Recently, I made some major career changes. I quit my job with a major non-profit, which was a decision a long-time overdue. While I didn’t necessarily enjoy leaving my job and everything that came with it, it was something that had to happen sooner or later. I was suffocated by an overbearing boss, my professional skills were atrophying and there was no recourse within my organization. So I left.
After a lot of deep thought, I decided to return to school to earn a Master’s of Business Administration. Both of these decisions did not come without much deliberation, both with myself and with those closest to me.
Below are some examples of those conversations. I write them out so that you can be confident about moving from one field to another if you need to.

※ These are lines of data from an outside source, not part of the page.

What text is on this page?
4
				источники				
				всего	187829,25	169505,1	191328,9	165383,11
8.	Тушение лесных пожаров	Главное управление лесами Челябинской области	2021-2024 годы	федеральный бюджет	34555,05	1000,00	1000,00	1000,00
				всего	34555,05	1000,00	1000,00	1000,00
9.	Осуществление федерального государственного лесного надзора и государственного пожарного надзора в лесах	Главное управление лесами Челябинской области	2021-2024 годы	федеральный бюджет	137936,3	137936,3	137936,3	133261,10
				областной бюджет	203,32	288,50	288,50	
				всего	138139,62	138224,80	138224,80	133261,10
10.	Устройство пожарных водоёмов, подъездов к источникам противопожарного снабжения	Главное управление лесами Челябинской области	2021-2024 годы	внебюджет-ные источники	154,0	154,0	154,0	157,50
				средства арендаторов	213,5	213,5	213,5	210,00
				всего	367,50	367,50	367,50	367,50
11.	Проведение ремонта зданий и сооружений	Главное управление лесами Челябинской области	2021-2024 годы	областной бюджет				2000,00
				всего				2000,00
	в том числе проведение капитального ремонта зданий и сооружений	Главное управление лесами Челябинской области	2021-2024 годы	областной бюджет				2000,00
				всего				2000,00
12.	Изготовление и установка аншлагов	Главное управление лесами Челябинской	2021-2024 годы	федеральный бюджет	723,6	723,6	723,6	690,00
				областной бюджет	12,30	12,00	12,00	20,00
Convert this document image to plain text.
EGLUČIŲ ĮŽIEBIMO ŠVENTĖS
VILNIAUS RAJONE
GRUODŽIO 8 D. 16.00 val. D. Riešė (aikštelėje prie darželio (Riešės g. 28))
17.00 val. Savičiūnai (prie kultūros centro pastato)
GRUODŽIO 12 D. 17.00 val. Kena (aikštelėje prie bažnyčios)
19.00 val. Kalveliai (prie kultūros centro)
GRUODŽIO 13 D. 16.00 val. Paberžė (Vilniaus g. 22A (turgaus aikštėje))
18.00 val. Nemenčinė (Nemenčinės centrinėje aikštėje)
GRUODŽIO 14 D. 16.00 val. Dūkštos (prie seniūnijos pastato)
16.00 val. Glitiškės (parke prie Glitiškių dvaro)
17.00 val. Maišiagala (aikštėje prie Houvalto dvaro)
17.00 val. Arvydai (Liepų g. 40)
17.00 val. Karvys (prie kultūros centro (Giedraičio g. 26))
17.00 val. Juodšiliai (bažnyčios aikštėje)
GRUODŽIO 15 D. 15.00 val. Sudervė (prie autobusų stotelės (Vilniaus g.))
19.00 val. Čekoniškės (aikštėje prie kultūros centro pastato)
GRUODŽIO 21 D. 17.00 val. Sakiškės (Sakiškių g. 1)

- You’re worried that people will think of you differently. In several different groups of friends, I was the guy who knew all there was to know about politics and government. People would get into an argument about Obamacare or whatever else, and eventually the room would get quiet, and the conversation would turn to me to settle the matter, as if I were a judge. With this change in careers, I worried that the way people thought of me would change. I worried a lot about finding a new “place” amongst friends. At the end of the day, your friends are your friends for a reason and they don’t care what you do professional, as long as you don’t change as a person.
- The cost of XXX is so high! In America, the bottom line is all that matters. Quitting my job and giving up my salary was very difficult, yes. Returning to school will pile on student loans to that cost analysis. However, I’ve read places that quitting your job early on will lead to much more productivity during your prime years of productivity. You’ll make up the salary you lost, the loans you are piling on, because you’ll actually be able to dedicate yourself to your new career path.
- Happiness has no cost. One phrase that kept coming up during my decision-making process were “intrinsic” versus “Extrinsic” rewards.” Extrinsic rewards are the things mention above—adulation of your peers, money, social standing—that come from elsewhere. Intrinsic rewards are the ones that come from inside—happiness, fulfillment, and so forth. For me, changing careers and going back to school makes me the adult professional that I envision—it’s the last step in me becoming the person I envision. My choice boiled down to that, so it wasn’t much of a choice at all.
If you are thinking about a career change, consider the cost and your potential job market, for sure. But, ask yourself the question, “Is this essential for me and my growth as a person and a professional?” If yes, you already have your answer.